Solving for I1/I2 using substitution

[cr7einstein]

Homework Statement

Hi all,

This problem has been troubling me for a while now; even though I have tried my best ( and filled up a rough notebook in the process). Consider $$I_1=\int_{0}^{1} \frac{tan^{-1}x}{x} dx$$$, and $$I_2=\int_{0}^{\pi/2} \frac{x}{sinx}dx$$. We are supposed to find $$\frac{I_1}{I_2}$$. The answer is $$1/2$$.

Homework Equations

The Attempt at a Solution

My try- To make the limits for both identical, I substituted $$x=sin\theta$$ in the first integral, and then tried to make use of the properties of definite integrals ( replacing $$f(\theta)$$ by $$f(\pi/2-\theta)$$ etc), but no real progress was made. I then tried $$x=arcsint$$ for the second one, but no result.

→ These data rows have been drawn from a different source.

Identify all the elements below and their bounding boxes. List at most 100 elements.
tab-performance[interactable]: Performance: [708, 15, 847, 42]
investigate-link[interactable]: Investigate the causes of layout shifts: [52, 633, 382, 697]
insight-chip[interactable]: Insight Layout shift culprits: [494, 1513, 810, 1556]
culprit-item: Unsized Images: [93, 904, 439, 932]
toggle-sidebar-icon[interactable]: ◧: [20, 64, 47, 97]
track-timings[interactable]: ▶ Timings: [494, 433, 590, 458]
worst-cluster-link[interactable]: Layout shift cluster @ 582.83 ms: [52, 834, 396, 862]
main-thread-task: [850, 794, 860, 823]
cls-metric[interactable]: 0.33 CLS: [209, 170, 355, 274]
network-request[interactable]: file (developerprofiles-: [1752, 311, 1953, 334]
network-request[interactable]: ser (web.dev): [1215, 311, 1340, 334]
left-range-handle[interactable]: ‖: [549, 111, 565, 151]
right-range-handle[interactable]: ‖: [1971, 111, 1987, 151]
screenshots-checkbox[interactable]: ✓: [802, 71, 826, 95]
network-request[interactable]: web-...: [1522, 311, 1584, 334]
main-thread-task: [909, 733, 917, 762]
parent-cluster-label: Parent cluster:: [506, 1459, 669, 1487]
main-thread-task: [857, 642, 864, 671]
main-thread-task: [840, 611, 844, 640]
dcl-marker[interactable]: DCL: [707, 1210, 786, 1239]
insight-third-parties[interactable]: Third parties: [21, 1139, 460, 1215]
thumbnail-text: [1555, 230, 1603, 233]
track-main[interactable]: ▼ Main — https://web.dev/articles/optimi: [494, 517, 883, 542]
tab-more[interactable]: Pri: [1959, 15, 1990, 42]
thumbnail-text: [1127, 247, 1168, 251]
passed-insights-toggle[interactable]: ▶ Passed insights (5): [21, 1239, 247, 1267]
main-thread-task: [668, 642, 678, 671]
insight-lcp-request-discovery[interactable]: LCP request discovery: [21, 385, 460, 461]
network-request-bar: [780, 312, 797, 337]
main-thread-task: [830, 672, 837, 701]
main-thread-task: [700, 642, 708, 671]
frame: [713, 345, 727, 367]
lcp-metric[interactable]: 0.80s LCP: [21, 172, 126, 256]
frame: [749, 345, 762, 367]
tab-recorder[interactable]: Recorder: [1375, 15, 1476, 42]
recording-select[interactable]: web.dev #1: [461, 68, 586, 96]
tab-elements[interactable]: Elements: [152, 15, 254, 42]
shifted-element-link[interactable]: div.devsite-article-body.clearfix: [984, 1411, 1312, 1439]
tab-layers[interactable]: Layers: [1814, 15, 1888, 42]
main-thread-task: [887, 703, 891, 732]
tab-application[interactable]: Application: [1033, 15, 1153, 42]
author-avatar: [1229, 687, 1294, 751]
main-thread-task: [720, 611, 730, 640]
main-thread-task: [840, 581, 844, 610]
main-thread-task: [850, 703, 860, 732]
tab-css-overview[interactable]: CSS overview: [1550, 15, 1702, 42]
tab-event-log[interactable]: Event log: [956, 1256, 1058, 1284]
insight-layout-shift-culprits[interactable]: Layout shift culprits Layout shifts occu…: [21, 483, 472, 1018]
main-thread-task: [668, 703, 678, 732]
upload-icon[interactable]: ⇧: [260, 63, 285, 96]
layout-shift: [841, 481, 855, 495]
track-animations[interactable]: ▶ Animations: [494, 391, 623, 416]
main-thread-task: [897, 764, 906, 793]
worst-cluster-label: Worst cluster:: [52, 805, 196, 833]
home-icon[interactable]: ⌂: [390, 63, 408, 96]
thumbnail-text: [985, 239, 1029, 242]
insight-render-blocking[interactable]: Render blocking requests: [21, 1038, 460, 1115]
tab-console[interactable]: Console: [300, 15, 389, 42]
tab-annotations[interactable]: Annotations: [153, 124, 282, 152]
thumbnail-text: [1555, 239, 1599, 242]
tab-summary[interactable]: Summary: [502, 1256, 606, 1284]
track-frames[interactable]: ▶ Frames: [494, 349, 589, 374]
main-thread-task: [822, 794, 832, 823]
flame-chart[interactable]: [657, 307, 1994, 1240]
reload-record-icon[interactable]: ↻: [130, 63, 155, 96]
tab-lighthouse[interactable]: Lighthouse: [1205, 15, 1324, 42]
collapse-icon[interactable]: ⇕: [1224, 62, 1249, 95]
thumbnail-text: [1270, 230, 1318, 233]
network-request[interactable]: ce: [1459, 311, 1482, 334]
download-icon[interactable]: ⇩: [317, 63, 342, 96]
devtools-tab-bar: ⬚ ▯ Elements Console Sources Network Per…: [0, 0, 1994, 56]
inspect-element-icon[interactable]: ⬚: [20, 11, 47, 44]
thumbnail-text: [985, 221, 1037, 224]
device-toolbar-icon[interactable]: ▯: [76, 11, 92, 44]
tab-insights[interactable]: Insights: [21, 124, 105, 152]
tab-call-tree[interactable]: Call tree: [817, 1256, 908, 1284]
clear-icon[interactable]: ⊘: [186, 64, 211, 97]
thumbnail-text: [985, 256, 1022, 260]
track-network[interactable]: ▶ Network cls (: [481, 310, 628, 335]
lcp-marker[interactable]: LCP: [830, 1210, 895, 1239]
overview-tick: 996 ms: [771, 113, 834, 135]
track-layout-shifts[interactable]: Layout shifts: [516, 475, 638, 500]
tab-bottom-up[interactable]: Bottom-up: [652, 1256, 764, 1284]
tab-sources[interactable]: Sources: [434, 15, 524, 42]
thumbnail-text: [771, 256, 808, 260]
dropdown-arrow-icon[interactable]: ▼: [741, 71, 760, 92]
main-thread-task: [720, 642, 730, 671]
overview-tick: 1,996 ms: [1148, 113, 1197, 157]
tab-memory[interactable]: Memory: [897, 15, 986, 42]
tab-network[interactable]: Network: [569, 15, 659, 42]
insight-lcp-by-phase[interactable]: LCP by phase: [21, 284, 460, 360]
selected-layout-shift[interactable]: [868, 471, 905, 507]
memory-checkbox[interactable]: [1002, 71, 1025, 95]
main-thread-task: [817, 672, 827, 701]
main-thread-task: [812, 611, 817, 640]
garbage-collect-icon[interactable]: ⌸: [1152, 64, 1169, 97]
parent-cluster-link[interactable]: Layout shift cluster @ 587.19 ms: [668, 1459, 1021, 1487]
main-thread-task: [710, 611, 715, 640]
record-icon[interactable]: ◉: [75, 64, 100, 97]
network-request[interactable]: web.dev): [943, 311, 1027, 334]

Now I really doubt if there is something wrong with the question itself, or am I just being really silly. Please help me here. Thanks in advance!

 

[member 587159]

I did not look to closely at this exercise, so I might be misleading you here.

But, I saw, that when you substitute ##x = \arcsin t## in ##I_2##, you get:

$$I_2 = \int\limits_0^1 \frac{arcsin t}{t\sqrt{1-t^2}}dt$$ and this integral has the same bounds as ##I_1##, so maybe you can use the linearity of the definite integral or something like that?

 

[Ray Vickson]

Homework Statement

Hi all,

This problem has been troubling me for a while now; even though I have tried my best ( and filled up a rough notebook in the process). Consider $$I_1=\int_{0}^{1} \frac{tan^{-1}x}{x} dx$$$, and $$I_2=\int_{0}^{\pi/2} \frac{x}{sinx}dx$$. We are supposed to find $$\frac{I_1}{I_2}$$. The answer is $$1/2$$.

Homework Equations

The Attempt at a Solution

My try- To make the limits for both identical, I substituted $$x=sin\theta$$ in the first integral, and then tried to make use of the properties of definite integrals ( replacing $$f(\theta)$$ by $$f(\pi/2-\theta)$$ etc), but no real progress was made. I then tried $$x=arcsint$$ for the second one, but no result.

Now I really doubt if there is something wrong with the question itself, or am I just being really silly. Please help me here. Thanks in advance!

Try the substitution ##\arctan(x)=y## in ##I_1##.